The patients’ data presented in this case series have shown that it is currently still unclear how to interpret bone graft HU-values and HU trajectories in light of clinical variables, such as the patients’ level of back pain, perceived disability related to back pain and health status.. Interpretation is also seriously hindered by the unreliability of current fusion judgement criteria [11]. Future research, using much larger patient samples and assessing repeated CT-scans in the first year after PLIF surgery, is needed to gain better insight into the development of HU values over time and thus the process of bone graft remodeling.
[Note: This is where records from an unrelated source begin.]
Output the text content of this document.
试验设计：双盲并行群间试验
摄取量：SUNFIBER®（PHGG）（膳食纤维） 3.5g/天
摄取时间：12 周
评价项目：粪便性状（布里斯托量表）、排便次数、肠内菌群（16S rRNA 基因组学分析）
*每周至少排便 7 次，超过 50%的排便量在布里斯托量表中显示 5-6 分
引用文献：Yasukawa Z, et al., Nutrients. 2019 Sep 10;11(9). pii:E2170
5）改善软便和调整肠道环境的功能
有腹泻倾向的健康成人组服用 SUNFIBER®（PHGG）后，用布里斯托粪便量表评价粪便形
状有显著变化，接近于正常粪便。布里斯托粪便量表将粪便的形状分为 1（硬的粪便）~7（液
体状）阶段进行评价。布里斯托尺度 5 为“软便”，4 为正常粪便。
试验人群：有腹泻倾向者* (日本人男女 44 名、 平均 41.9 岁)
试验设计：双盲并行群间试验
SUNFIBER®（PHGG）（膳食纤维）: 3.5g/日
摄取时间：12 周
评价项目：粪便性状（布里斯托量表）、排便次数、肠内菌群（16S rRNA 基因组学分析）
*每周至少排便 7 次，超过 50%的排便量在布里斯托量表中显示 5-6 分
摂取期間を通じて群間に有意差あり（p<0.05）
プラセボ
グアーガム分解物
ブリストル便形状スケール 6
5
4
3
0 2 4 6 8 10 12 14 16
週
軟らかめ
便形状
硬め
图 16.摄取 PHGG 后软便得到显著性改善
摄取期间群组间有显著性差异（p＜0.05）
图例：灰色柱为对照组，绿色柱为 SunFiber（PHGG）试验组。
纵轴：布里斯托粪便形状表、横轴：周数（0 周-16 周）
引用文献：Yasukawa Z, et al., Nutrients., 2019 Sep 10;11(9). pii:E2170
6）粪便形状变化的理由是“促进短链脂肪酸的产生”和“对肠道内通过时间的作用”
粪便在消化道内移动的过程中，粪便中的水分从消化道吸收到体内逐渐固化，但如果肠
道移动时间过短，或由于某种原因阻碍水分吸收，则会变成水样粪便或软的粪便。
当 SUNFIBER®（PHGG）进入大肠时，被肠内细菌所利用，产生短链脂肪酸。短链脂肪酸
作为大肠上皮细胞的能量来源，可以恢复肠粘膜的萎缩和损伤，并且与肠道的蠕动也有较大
This will also assist in obtaining more precise and reliable estimates of associations between the different clinical outcomes. Despite this limitation, monitoring the patients’ HU-values over time obtained using our measurement procedure may be a valuable adjunct clinical outcome alongside the unreliable criteria currently used to judge whether this has ultimately led to intercorporal fusion. For example, imagine a patient who is reporting persistent back pain after PLIF surgery and about whom the orthopedic surgeon is unsure about the need for revision surgery given that the patient’s vertebrae are (subjectively) judged as being fused (for example, our cases 3 and 9). Revisiting these patient’s available old and new CT-scans and using these to establish the bone grafts’ HU over time could assist in gauging whether intercorporal bone was indeed expanding, not changing or resorbing over time. In case of clear increases in the patients’ bone graft’s HU, bone remodeling toward fusion would more likely compared with when HU were not changing or even decreasing. In case of the latter situations, the results of additional diagnostics, such as flexion–extension radiographs [23] or the facet fluid sign [24], could be used to further assist in clinical decision-making.
Conclusion
The Hounsfield units measurement procedure used for this case series may be useful to quantify intercorporal bone graft remodeling in patients after PLIF, and be used as an adjunct diagnostic measure to monitor bone graft remodeling over time. Future research is warranted to explore HU trajectories in light of clinical variables and intercorporal fusion status.